Other researchers who have studied fair trade have found more positive social and economic impacts generated by fair trade. For example, the sociologist Daniel Jaffee, in his landmark book Brewing Justice, compared organized small coffee producers in Oaxaca, Mexico who participated in fair trade markets with their neighbors who sold their harvests to conventional markets, and found statistically significant differences between the two groups. Based on in-depth household surveys, he found that, “in Yagavila and Teotlasco, Oaxaca, the coffee producers who belong to organizations participating in the fair-trade market clearly receive real and significant benefits–social, economic, and environmental–even in the midst of a severe price crisis”. Jaffee detailed the positive impact producer groups experienced working under fair trade conditions: “Compared with their conventional neighbors, the Michiza [cooperative] member families who participate in fair trade are more food secure and less indebted, have higher gross incomes, engage in more environmentally beneficial organic coffee farming methods (and spread those methods beyond coffee plots to their milpas [subsistence food plots]), generate more paid work for local people, and are more likely to continue growing coffee than to abandon or raze their shade-coffee plots. These differences are evidence that fair trade does indeed constitute a fairer, more sustainable market”.

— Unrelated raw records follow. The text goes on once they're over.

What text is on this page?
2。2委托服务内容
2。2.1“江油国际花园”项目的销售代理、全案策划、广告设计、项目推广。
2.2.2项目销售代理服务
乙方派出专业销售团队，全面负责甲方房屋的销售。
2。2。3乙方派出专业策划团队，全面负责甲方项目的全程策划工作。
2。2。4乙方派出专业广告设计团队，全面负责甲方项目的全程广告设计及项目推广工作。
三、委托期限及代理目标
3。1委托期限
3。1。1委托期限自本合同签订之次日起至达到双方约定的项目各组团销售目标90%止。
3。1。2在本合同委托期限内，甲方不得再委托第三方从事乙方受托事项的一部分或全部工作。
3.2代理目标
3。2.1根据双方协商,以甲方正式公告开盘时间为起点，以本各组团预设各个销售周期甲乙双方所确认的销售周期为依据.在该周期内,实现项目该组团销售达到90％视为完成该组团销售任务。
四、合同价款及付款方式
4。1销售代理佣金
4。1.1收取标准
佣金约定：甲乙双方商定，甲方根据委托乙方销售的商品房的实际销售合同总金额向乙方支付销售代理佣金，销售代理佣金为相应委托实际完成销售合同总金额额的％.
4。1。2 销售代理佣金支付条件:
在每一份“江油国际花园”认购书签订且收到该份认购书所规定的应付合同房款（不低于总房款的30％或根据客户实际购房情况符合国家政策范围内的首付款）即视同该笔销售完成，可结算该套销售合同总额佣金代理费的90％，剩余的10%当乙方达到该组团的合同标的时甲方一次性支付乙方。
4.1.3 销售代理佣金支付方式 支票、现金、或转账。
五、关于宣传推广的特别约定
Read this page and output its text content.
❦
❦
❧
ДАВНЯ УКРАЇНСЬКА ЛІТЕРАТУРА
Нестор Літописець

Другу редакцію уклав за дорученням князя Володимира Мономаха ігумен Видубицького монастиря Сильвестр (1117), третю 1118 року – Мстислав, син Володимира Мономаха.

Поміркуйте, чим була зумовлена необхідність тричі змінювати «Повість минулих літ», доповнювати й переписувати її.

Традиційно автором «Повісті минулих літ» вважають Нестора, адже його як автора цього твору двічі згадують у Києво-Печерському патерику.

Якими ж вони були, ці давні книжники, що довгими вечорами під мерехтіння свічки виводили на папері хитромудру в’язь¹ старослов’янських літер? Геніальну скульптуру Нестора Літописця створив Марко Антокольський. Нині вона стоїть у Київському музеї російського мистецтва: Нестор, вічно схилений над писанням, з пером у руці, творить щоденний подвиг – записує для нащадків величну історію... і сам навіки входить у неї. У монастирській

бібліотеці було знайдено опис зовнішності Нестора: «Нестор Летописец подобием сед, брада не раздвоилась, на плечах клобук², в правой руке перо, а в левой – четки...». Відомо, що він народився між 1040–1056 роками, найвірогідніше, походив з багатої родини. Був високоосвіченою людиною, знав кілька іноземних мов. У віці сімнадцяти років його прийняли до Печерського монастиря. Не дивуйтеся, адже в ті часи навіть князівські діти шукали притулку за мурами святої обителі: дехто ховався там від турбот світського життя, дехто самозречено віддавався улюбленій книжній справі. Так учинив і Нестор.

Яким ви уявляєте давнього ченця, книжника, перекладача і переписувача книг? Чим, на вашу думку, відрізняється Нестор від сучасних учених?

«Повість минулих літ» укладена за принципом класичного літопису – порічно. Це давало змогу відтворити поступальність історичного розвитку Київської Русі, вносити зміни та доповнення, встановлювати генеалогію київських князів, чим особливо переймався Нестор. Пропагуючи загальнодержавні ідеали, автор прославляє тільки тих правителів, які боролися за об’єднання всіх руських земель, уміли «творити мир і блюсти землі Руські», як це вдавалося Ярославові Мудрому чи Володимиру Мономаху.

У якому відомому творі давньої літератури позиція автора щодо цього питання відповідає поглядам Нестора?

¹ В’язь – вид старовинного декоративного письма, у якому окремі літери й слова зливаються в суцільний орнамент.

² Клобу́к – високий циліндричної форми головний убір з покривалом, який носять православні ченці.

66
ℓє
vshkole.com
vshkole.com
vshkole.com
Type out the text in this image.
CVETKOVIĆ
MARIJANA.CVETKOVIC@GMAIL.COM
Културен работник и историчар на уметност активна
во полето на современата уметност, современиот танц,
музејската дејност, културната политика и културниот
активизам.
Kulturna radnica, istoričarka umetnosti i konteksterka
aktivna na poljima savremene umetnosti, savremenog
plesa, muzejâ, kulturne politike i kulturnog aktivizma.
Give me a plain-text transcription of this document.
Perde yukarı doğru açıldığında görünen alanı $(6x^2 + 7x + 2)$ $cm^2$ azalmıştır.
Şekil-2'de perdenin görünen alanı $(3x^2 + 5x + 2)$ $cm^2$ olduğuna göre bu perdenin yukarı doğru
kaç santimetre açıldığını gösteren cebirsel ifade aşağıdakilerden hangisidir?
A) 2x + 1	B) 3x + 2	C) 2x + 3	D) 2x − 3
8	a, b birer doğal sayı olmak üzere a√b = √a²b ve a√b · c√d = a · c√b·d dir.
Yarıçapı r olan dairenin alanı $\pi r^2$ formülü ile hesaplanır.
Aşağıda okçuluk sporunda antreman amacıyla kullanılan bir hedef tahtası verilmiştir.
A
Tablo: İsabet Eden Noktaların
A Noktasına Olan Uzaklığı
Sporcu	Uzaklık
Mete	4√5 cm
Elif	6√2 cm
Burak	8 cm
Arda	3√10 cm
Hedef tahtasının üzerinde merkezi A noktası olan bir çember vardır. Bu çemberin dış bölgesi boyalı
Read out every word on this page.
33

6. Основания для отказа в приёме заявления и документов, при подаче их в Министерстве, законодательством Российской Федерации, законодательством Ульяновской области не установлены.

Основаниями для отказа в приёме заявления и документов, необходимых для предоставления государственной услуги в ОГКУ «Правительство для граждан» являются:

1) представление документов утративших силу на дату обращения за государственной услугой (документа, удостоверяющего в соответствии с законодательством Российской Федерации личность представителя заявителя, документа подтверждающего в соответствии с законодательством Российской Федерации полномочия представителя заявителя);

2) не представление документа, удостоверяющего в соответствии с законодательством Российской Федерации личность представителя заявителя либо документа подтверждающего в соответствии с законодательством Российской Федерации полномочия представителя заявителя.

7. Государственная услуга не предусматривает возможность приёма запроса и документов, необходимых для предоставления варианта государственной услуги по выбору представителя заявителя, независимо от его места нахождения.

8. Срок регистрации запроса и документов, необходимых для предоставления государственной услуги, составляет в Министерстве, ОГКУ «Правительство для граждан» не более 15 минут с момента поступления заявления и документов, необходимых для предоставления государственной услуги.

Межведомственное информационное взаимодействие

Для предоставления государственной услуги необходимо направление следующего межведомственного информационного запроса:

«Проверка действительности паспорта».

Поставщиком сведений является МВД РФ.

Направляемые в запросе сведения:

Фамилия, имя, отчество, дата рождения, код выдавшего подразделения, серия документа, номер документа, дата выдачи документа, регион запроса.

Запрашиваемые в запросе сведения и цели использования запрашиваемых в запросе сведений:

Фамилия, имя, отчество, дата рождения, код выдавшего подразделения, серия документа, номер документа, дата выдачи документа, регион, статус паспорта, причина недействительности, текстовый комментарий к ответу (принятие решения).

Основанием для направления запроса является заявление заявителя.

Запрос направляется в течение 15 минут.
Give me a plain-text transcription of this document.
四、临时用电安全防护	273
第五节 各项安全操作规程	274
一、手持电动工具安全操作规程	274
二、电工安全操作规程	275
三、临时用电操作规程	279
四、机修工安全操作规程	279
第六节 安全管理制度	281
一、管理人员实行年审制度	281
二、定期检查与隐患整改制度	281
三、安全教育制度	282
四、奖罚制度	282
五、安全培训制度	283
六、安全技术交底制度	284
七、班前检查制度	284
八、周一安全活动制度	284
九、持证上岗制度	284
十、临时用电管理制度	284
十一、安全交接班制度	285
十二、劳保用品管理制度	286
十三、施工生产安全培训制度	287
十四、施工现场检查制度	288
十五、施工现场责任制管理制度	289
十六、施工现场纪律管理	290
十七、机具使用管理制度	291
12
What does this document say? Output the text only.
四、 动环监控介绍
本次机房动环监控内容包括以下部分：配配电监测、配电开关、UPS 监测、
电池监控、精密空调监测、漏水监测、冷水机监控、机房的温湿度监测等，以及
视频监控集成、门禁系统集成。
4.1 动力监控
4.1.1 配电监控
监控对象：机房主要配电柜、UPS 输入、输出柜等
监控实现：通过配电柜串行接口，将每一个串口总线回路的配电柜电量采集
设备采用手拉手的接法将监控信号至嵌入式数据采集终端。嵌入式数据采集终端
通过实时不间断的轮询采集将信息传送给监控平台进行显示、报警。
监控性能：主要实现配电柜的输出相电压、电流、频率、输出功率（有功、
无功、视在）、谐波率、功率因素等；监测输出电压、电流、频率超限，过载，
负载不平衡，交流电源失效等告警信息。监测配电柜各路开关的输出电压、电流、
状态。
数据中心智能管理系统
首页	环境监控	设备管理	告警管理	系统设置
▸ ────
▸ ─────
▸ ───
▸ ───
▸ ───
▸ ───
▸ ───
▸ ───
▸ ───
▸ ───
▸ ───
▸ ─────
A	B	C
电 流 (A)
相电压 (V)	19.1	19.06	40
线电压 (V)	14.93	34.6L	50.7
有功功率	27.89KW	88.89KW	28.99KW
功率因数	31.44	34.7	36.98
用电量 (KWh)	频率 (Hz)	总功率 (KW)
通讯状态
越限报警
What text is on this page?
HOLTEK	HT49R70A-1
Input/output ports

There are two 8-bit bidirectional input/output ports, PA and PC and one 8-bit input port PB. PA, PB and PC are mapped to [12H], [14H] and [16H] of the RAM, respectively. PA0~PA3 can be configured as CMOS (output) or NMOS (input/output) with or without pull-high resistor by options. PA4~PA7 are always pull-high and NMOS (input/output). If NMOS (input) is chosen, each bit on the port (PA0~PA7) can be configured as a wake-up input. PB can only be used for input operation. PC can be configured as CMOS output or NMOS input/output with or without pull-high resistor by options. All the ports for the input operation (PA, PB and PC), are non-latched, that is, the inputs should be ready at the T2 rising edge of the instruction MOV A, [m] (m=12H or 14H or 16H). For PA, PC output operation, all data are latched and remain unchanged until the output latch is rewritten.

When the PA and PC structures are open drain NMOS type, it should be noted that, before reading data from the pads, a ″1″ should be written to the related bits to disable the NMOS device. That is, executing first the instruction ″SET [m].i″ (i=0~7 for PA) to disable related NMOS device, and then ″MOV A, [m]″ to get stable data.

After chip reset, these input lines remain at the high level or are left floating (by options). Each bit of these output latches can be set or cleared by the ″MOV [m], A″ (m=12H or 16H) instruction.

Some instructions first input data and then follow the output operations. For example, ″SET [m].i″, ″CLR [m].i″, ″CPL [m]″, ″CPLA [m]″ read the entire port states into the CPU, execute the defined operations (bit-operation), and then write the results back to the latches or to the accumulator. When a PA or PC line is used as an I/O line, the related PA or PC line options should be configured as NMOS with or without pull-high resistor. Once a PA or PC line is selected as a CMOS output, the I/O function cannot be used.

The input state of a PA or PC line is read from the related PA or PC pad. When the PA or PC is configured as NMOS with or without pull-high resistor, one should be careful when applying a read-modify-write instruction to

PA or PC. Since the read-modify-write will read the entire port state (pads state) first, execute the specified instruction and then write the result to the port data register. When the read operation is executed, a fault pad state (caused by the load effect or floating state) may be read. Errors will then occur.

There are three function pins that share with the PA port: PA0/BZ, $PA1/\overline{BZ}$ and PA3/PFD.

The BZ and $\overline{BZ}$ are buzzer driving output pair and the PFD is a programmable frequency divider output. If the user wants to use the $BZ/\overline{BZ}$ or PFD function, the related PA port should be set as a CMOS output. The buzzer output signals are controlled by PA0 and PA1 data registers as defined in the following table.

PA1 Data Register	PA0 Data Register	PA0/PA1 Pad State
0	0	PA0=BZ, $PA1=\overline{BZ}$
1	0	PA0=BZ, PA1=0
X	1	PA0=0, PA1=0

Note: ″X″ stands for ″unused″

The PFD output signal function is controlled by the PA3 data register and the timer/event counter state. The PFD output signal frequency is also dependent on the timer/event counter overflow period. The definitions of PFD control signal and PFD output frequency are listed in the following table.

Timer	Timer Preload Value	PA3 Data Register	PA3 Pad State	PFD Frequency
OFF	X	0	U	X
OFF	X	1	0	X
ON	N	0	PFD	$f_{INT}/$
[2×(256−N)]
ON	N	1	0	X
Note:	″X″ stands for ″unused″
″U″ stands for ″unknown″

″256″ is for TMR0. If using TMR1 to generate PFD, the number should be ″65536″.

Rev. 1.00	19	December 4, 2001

Researchers from the University of Göttingen in Germany, in their 2013 report Food Standards, Certification, and Poverty among Coffee Farmers in Uganda state that Fair Trade certified farms have increased household living standards by 30% significantly reducing the prevalence of poverty.
Fair trade is motivated by the principle that the global economy should be just, fair and equitable. The certified fair trade marketplace is but one of many tools that contribute to a just economy. Fair World Project will continue to stand up for the integrity of fair trade, pressure companies to improve their sourcing and labor practices, educate consumers and manufacturers, and persist in building a global movement toward a just economy.
Posted on June 9, 2014
A Happy New Year to FWP
Following on this helpful statement in response to the SOAS study published in April last year, has anyone at FWP considered a response to Bruce Wydick’s attack on Fair Trade that appeared in the Huffington Post last August?
http://www.huffingtonpost.com/bruce-wydick/10-reasons-fair-trade-coffee-doesnt-work_b_5651663.html
Paul Renshaw
Mankato, MN
Free trade is important for economic security in the woirld!